I'm doing logistic regression analysis for occurrence of a fungal disease of oat in four soil treatments, with four replicates. I use the proc GENMOD. Four soil treatments are "no till", "spring cultivation", "fall cultivation" and "till". Fgram is the independent variable, the occurrence of fungal disaese out of 100 samples. Total sample size per plot is 100 grains of yield.

For some reason the replicate's degrees of freedom equals to zero and I get no results from them.

I have similar other datasets and the analysis goes just fine.
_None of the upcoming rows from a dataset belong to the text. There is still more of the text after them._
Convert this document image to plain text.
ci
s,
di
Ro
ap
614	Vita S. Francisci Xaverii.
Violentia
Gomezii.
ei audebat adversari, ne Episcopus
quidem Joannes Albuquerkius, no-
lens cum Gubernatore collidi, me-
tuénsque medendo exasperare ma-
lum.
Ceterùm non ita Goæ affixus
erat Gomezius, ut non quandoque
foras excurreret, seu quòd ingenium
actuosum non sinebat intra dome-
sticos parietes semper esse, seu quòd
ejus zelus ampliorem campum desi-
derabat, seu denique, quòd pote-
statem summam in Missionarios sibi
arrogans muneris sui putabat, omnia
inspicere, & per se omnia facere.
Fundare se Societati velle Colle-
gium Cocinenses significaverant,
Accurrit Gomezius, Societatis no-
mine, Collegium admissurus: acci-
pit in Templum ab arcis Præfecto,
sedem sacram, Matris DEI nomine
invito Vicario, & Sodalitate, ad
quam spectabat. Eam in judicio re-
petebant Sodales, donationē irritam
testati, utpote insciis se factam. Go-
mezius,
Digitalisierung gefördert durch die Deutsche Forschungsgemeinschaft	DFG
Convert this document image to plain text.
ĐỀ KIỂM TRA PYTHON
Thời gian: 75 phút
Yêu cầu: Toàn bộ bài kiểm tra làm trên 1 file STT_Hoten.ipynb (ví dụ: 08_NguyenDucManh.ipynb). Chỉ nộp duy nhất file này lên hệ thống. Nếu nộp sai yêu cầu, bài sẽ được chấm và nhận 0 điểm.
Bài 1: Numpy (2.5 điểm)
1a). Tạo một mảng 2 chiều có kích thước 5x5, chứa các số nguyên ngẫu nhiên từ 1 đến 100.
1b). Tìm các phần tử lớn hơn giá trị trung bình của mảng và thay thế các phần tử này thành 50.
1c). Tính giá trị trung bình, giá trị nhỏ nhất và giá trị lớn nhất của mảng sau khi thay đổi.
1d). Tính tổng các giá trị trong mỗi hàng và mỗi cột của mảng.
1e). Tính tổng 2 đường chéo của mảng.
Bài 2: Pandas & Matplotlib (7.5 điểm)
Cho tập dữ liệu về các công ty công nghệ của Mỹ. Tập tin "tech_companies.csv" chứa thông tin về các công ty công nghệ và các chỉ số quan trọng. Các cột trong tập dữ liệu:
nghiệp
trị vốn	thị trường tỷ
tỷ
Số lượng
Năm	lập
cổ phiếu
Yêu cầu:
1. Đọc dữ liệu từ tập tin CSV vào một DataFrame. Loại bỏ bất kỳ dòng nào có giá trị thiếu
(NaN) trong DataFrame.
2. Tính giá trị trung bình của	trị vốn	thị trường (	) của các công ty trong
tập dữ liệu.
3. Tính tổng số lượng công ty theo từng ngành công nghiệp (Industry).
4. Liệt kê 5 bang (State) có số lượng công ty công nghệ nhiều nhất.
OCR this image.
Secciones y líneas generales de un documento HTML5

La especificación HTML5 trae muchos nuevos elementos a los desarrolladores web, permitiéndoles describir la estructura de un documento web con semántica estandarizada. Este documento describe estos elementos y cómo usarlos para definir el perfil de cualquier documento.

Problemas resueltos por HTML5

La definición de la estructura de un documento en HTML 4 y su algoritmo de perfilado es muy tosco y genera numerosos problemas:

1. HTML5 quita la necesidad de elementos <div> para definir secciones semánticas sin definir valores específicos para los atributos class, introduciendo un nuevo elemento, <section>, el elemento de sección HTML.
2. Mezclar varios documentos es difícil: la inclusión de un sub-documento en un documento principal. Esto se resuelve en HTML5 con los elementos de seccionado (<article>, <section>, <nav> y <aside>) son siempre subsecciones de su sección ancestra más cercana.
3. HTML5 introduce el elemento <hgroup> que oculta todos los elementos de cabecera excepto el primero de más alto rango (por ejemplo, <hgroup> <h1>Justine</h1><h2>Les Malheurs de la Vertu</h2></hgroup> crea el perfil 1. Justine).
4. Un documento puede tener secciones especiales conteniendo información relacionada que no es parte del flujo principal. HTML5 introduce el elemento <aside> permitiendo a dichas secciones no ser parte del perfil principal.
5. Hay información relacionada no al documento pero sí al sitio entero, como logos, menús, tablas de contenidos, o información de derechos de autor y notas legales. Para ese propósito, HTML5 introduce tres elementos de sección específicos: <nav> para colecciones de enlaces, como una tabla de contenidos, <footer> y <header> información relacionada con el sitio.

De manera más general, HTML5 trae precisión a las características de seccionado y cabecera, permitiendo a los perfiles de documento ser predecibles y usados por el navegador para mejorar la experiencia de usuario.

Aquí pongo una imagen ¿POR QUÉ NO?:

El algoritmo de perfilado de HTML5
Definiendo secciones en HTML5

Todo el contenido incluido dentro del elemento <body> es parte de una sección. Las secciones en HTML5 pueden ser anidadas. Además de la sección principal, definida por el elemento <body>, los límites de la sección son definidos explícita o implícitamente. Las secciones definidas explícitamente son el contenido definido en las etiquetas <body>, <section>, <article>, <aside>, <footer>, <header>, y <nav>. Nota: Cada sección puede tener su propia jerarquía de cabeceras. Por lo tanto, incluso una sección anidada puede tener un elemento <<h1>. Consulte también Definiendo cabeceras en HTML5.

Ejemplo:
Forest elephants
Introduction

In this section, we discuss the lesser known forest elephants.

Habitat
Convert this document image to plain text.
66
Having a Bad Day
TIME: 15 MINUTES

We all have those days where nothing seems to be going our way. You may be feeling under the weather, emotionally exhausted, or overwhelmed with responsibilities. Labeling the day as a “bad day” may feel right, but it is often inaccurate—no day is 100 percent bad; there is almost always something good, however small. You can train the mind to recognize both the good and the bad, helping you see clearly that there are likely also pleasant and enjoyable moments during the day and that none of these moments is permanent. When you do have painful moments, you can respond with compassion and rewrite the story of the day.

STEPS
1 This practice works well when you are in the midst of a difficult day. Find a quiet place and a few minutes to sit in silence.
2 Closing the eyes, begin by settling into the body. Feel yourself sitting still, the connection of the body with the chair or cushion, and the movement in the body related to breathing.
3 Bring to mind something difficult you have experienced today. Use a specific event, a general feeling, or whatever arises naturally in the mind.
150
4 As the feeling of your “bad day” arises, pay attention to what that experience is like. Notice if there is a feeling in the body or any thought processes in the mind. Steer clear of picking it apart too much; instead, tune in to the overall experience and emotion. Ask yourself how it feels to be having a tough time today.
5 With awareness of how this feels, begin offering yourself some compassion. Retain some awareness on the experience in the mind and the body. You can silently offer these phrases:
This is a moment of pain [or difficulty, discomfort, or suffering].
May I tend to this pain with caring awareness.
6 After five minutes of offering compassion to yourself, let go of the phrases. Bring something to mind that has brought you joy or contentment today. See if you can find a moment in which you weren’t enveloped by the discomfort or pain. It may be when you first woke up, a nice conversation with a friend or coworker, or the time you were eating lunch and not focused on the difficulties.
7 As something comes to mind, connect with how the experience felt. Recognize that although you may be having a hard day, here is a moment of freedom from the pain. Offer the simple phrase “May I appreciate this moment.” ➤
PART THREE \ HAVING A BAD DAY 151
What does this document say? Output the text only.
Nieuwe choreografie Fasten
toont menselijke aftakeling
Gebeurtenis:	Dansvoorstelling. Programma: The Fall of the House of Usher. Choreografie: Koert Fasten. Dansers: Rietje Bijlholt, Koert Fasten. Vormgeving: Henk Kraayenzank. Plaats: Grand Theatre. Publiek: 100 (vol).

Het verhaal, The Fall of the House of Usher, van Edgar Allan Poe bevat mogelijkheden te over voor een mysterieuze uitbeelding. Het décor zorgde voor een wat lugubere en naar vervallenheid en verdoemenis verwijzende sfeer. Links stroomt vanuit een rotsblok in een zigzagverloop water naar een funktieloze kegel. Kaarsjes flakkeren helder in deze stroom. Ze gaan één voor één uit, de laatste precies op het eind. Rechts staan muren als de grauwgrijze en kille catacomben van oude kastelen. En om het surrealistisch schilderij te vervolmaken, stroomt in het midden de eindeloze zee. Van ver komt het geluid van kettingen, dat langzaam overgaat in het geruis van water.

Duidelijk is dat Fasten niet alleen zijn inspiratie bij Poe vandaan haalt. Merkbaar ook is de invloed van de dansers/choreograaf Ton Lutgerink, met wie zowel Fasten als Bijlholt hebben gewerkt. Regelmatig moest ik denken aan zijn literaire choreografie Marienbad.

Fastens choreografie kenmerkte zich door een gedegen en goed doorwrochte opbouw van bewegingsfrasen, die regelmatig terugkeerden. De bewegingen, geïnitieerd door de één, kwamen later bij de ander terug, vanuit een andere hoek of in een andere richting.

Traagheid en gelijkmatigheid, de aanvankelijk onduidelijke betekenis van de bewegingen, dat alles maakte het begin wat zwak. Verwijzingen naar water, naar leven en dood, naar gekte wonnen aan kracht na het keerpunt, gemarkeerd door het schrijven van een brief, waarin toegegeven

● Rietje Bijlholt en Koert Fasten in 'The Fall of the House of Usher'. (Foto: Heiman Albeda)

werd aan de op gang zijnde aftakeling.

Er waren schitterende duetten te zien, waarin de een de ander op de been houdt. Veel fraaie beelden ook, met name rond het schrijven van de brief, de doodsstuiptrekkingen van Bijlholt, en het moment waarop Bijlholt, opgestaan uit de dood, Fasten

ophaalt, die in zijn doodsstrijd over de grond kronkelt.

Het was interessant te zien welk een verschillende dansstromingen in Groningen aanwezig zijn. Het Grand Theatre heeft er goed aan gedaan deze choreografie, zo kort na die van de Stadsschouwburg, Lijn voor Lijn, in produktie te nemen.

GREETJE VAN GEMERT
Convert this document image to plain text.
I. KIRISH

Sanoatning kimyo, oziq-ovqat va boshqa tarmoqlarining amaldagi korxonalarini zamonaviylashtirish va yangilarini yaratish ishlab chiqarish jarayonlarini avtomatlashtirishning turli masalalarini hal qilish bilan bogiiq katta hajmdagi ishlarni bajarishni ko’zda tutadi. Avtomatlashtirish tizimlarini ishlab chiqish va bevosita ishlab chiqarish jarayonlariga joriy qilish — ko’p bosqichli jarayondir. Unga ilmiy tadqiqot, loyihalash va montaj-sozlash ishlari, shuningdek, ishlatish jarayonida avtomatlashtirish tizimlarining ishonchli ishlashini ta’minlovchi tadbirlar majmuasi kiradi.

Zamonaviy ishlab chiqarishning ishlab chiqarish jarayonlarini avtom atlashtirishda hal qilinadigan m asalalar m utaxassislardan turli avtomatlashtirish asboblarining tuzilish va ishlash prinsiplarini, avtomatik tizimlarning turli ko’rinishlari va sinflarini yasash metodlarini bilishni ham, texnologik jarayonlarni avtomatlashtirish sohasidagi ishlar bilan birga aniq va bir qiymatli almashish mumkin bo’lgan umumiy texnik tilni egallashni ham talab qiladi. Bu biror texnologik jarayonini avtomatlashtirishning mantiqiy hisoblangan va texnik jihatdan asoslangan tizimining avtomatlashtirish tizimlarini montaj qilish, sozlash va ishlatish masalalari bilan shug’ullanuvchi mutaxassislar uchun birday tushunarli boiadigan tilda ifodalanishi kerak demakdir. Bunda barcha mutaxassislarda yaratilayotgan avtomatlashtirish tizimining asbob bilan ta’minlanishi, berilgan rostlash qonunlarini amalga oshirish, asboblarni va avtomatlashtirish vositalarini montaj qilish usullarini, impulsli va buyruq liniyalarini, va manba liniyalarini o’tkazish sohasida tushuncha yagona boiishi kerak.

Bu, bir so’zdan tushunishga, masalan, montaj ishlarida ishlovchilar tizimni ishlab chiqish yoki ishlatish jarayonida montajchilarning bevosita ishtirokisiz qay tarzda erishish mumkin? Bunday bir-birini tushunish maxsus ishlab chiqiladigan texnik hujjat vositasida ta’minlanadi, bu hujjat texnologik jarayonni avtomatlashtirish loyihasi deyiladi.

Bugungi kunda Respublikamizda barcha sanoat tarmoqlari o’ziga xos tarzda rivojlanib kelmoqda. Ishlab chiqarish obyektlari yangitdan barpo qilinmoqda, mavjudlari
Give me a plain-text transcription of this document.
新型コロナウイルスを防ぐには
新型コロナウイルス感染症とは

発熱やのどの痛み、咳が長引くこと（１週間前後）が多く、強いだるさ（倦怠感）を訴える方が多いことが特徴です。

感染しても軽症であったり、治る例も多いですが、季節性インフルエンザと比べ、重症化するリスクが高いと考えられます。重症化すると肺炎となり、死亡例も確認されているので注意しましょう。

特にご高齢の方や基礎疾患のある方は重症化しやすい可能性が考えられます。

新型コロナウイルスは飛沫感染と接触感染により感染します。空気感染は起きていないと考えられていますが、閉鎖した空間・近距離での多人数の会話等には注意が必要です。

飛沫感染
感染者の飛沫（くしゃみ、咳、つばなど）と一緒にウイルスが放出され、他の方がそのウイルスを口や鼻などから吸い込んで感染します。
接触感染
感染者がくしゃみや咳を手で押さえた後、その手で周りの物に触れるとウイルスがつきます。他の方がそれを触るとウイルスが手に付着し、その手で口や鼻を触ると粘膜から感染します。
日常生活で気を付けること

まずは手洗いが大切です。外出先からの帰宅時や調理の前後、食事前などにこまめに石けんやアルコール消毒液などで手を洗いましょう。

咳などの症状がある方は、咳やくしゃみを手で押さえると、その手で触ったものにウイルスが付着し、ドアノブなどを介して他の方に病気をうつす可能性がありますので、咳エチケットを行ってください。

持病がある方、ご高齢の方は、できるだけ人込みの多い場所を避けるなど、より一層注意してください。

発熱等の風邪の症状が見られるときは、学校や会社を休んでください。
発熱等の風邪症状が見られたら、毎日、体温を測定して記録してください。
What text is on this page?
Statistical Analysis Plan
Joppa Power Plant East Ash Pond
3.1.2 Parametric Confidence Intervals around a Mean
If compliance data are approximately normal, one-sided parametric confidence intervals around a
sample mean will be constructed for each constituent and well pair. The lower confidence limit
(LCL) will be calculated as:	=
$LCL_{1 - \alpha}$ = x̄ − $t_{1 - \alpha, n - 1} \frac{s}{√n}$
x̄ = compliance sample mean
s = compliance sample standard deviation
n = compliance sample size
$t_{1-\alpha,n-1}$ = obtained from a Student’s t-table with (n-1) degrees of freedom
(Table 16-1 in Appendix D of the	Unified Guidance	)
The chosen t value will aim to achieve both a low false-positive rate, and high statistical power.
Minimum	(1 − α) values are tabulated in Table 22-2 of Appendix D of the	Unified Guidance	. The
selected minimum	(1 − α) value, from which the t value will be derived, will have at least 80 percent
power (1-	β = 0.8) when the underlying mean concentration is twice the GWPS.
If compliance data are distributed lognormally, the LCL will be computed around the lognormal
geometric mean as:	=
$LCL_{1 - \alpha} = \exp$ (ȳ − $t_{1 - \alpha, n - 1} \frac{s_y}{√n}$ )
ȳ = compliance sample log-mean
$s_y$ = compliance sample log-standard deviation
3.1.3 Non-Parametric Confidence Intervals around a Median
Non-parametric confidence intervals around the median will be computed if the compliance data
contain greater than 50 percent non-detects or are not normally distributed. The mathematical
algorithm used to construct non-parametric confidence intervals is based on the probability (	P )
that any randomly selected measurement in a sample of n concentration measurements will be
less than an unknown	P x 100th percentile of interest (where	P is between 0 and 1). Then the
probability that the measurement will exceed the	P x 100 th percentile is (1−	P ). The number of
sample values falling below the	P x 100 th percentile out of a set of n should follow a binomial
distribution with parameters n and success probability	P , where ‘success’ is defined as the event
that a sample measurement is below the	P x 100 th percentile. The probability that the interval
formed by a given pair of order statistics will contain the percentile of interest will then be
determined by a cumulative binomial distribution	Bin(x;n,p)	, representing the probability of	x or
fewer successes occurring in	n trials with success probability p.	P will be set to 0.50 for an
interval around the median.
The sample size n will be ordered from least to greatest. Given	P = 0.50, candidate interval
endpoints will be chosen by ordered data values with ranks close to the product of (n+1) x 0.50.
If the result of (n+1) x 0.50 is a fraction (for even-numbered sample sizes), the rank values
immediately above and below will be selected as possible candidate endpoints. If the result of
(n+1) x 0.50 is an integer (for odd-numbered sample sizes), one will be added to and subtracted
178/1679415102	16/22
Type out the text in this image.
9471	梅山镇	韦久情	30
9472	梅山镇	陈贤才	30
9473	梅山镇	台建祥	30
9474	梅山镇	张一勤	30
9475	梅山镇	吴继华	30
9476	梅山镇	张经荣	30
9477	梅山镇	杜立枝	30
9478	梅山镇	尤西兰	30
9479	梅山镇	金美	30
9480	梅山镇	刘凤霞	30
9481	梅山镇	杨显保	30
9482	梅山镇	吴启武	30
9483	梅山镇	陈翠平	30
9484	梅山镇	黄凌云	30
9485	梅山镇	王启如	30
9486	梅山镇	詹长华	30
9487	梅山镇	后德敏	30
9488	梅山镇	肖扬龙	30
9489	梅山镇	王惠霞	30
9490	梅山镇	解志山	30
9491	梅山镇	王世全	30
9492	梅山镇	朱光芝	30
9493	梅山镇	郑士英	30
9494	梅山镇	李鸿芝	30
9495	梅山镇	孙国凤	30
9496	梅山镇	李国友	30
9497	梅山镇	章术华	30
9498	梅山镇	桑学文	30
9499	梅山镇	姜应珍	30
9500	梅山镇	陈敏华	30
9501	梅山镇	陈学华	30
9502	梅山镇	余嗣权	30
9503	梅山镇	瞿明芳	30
What could be the problem? Can I still use the probabilities from the treatments?

My dataset:

treatment	plot	replicate	fgram	Ntot
till	101	2	14	100
fall cult	102	4	19	100
no till	103	1	5	100
spring cult	104	3	8	100
fall cult	201	4	13	100
till	202	2	6	100
spring cult	203	3	9	100
no till	204	1	9	100
spring cult	301	3	8	100
no till	302	1	6	100
till	303	2	15	100
fall cult	304	4	8	100
spring cult	401	3	2	100
no till	402	1	10	100
till	403	2	8	100
fall cult	404	4	8	100

My code:

proc GENMOD data=WORK.tillageyield;
Title "Logistic regression analysis for f.graminearum occurrrence in yield, treatments are compared to till";
	Class treatment (ref="till") replicate/param=ref;
	model fgram/Ntot = treatment replicate/
	dist=binomial
	link=logit
	waldci;
run;

PaigeMiller · Posted 09-09-2020 08:38 AM

@Addu wrote:

Ok. I don't understand how this experiment is different to my other ones. In my other analyses the replicates get 1 degree of freedom.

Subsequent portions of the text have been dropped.